An old pilgrim during the Chitrai festival in Madurai. Celebrated for 12 days during the Tamil month of Chitrai, the festival begins with the flag hoisting on the first day. On the 8th day the coronation of Meenakshi Amman takes place. On the 9th day the Goddess is taken out in procession. On the 10th day the celestial wedding of Goddess Meenakshi and Lord Sundareswarar is performed, followed by a chariot festival the next day; Theertha festival is celebrated on the 12th day with the Lord and Goddess going round Masi streets. This picture was taken on this occasion.

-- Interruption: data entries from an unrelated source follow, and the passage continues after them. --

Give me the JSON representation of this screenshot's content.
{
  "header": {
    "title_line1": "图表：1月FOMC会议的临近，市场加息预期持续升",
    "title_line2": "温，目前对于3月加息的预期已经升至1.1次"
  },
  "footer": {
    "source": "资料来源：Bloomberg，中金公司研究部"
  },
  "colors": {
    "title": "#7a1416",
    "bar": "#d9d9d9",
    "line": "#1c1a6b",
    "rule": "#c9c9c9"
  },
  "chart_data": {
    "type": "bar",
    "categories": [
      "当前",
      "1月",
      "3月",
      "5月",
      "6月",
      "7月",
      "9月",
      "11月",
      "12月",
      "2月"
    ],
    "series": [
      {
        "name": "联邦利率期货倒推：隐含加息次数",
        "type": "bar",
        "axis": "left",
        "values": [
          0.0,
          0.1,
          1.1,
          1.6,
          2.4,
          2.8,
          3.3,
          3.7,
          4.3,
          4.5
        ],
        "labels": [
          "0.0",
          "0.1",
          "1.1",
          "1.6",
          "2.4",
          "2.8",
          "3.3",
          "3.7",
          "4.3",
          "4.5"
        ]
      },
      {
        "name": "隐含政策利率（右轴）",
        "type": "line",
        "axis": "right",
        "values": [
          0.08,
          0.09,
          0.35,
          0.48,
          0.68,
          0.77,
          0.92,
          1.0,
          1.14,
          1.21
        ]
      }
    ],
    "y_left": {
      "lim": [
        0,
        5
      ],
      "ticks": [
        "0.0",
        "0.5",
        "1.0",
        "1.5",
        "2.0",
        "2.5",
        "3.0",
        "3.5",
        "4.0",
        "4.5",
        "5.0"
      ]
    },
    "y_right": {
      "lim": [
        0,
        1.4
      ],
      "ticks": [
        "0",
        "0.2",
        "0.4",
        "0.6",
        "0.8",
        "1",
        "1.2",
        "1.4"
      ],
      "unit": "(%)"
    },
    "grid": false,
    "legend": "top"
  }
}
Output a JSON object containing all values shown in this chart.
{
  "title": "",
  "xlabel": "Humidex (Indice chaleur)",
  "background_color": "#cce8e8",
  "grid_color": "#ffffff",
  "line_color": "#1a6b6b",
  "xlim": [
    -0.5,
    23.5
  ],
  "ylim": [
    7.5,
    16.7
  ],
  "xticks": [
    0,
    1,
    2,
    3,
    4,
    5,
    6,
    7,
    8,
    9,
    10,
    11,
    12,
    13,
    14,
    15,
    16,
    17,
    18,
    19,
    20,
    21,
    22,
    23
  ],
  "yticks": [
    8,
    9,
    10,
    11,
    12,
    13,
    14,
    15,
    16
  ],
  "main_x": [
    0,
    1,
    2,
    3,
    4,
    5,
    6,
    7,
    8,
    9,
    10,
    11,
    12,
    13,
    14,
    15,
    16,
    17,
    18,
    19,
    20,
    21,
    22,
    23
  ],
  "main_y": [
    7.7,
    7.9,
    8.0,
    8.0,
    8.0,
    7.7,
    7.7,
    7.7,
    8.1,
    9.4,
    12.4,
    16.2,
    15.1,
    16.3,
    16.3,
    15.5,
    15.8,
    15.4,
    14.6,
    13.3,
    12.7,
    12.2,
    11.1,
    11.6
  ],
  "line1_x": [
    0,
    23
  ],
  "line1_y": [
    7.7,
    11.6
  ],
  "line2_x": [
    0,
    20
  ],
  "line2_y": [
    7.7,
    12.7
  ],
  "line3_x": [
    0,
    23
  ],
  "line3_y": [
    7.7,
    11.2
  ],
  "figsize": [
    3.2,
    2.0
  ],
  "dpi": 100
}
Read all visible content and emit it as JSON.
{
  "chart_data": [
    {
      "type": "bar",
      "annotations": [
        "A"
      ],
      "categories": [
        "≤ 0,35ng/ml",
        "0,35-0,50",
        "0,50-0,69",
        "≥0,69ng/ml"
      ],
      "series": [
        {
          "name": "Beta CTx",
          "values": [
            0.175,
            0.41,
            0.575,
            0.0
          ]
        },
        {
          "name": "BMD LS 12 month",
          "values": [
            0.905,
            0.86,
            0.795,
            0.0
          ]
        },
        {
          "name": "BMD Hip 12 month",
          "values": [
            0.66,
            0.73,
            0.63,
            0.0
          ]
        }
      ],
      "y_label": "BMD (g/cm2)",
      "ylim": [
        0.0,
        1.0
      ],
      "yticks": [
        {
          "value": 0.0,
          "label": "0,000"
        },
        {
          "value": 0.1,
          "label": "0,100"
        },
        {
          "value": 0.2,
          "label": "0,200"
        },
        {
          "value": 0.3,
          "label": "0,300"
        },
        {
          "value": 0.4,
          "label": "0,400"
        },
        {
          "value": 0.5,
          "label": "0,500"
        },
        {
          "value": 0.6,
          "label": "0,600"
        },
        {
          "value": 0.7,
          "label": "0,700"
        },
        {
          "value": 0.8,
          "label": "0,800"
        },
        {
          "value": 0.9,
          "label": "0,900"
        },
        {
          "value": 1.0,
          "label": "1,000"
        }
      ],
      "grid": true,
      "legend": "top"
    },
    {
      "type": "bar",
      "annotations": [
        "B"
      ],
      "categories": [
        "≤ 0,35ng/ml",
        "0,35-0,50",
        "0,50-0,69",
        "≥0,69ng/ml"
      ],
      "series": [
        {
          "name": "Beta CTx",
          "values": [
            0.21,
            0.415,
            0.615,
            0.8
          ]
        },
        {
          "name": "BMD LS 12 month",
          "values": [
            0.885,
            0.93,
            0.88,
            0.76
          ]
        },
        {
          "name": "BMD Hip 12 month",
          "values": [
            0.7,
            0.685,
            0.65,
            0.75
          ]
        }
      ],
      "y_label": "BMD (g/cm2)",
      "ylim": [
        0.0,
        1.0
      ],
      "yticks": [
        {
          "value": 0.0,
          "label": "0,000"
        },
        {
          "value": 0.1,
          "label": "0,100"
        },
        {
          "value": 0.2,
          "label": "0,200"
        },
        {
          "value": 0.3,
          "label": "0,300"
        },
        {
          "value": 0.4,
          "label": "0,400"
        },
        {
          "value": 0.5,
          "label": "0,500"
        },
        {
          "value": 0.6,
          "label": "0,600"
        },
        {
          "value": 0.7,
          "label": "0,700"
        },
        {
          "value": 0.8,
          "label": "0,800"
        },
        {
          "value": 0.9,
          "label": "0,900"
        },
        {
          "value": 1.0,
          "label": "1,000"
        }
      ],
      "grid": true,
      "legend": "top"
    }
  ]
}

A family of pilgrims from the state of Andhra Pradesh, visiting Mamallapuram, 60 kms, South of Chennai. Nestling on the shores of the Bay of Bengal, the town was once a port of the Pallava Dynasty. The Pallavas created many marvellous monuments with Sculptural Panels, Caves, Monolithic Rathas (stone chariots) and Temples.
Once a thriving port trading with many distant nations, nowadays Mamallapuram is still a big sculpture centre. You can wake up in the morning to the unceasing sound of the chisels gently carving the stone. Apparently, the tradition of Pallava sculpture has never abandoned the place.